Die kulturellen Auswirkungen der Dorischen Wanderung in ganz Griechenland schuf die großartige homerisch-archaische Kultur zwischen dem 10. und dem 6. Jahrhundert v. Chr., die man vor allem durch ihre bildende Kunst kennt, zu der aber Homer selbst als Dichter und Rezitator gehört, von den Inhalten seiner Dichtungen, die meist aus dem 2. Jahrtausend v. Chr. stammen, abgesehen. Weiter gehören dazu jene großen unge­schriebenen Dichter Terpander, Tyrtaios, Alkman, Alkaios, Sappho, Kleoboulos, Solon, Epimenides samt ihrer Kunst zu sprechen und uns nur durch geringe Fragmente ihrer Dichtungen bekannt, die ihre überragende dichterische Größe und ihren Reichtum aber ahnen lassen.

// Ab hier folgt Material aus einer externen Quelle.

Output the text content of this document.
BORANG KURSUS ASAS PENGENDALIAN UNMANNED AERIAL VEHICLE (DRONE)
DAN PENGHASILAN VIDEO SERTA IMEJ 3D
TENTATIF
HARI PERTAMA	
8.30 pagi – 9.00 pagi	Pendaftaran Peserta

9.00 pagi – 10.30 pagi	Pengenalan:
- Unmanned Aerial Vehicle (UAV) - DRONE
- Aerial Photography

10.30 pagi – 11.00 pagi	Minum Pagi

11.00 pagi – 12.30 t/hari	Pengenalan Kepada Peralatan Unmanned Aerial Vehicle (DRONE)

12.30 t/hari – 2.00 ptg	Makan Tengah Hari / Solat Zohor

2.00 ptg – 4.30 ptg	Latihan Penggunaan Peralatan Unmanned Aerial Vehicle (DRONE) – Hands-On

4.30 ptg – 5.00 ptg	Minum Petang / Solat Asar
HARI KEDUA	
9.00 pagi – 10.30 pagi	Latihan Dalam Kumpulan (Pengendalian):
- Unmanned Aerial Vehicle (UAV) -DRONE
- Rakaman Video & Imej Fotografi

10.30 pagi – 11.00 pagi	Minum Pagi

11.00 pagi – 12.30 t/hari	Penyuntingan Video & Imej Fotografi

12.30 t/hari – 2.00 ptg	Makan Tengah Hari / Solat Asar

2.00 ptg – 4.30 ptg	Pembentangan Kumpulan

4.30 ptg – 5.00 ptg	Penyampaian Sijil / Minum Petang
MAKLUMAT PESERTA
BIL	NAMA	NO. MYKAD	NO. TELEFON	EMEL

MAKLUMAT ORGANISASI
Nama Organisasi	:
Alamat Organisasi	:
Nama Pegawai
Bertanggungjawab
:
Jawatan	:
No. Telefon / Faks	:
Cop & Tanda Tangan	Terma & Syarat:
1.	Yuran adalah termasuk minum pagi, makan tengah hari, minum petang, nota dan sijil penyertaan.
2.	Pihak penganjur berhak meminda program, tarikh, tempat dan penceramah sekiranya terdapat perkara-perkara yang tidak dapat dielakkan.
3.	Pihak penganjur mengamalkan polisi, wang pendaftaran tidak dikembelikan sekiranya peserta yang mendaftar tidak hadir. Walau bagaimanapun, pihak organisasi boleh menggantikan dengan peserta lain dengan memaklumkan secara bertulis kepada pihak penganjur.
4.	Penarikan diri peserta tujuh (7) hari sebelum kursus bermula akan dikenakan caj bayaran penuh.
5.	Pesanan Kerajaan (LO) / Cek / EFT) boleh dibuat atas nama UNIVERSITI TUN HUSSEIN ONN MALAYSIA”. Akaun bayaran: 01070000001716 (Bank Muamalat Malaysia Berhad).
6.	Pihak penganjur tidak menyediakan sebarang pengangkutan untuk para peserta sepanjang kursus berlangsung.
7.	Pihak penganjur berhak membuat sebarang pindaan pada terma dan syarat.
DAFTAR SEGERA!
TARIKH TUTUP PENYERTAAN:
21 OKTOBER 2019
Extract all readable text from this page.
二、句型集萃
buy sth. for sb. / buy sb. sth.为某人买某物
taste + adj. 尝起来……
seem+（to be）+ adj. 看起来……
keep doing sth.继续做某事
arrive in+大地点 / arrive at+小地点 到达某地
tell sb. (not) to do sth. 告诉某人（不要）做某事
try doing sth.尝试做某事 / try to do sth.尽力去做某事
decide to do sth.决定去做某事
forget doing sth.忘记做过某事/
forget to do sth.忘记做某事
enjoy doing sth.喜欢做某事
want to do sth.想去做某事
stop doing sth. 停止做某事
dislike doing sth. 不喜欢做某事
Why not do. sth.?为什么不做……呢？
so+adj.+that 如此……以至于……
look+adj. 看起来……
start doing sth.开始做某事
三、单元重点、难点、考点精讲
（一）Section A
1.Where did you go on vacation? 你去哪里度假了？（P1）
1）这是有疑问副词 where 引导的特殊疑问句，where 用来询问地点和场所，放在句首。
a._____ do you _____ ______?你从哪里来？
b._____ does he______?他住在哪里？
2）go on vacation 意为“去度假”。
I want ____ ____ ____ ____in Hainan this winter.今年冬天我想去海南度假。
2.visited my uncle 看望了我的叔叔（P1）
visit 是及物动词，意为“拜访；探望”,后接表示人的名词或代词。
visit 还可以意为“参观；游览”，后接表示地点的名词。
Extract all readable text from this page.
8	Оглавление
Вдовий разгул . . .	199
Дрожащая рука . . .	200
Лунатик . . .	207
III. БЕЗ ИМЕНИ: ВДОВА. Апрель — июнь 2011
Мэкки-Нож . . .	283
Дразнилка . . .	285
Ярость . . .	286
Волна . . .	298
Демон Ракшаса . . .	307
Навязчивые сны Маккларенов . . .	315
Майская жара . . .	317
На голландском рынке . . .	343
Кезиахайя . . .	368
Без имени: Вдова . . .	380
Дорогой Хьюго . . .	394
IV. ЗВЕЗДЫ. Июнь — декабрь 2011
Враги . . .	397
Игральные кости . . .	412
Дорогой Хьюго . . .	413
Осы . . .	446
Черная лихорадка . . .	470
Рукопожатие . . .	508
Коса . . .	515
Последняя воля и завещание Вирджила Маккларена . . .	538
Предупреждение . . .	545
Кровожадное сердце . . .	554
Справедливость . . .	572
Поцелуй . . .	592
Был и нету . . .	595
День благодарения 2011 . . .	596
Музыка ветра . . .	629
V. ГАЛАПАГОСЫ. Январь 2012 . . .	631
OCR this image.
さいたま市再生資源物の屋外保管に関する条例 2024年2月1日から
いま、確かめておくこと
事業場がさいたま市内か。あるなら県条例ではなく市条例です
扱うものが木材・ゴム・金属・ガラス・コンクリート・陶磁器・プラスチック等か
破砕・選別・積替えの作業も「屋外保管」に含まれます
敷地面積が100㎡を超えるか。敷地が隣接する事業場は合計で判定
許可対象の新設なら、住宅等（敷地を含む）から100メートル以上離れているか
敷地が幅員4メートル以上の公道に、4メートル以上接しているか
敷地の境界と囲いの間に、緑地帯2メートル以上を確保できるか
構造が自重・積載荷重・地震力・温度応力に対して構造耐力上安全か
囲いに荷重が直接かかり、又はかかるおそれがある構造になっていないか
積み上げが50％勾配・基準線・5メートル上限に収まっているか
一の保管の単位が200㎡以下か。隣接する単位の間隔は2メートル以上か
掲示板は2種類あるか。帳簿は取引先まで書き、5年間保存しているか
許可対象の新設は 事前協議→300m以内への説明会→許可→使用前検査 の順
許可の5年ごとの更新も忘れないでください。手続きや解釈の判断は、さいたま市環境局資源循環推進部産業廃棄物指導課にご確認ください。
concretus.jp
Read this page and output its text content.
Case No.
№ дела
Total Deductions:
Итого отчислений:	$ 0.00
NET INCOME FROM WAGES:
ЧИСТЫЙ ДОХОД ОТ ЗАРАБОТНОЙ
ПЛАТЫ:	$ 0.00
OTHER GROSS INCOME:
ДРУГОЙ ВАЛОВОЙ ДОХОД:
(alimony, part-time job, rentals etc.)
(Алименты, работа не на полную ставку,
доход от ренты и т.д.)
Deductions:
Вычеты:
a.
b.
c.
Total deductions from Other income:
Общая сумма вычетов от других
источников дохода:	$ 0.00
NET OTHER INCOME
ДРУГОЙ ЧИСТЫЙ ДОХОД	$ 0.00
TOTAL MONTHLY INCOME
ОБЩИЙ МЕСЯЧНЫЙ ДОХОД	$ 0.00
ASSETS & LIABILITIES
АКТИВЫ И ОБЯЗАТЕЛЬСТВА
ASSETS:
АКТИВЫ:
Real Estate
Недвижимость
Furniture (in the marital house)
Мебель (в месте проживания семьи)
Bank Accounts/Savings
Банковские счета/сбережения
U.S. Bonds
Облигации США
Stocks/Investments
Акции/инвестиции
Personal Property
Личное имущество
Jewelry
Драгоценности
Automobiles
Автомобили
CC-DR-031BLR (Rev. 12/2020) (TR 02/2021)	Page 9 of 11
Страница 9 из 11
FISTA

Gewiß stand die mykenische Kultur erst in den Anfängen des Schriftgebrauchs, so mag man glauben, daß sie den kraftvollen dorischen Analphabeten deshalb erlag, weil diese sie bereits im frühen Keim zerschlugen. Gewiß würde die heutige hyper­trophische Kultur des Intellekts jedem direkten Ansturm auch der intelligentesten Analphabeten mühelos standhalten. Doch darauf kommt es nicht an.

Das Exempel der Dorischen Wanderung demonstriert vielmehr, daß eine ganze Volksmenge von einer Kulturgesinnung ergriffen werden kann, die die gesprochene Sprache und Erziehung durch Dichtung allen materiellen Vorteilen entschlossen vorzieht und die Konsequenzen für das eigene Leben und Schicksal ohne Seufzen auf sich nimmt.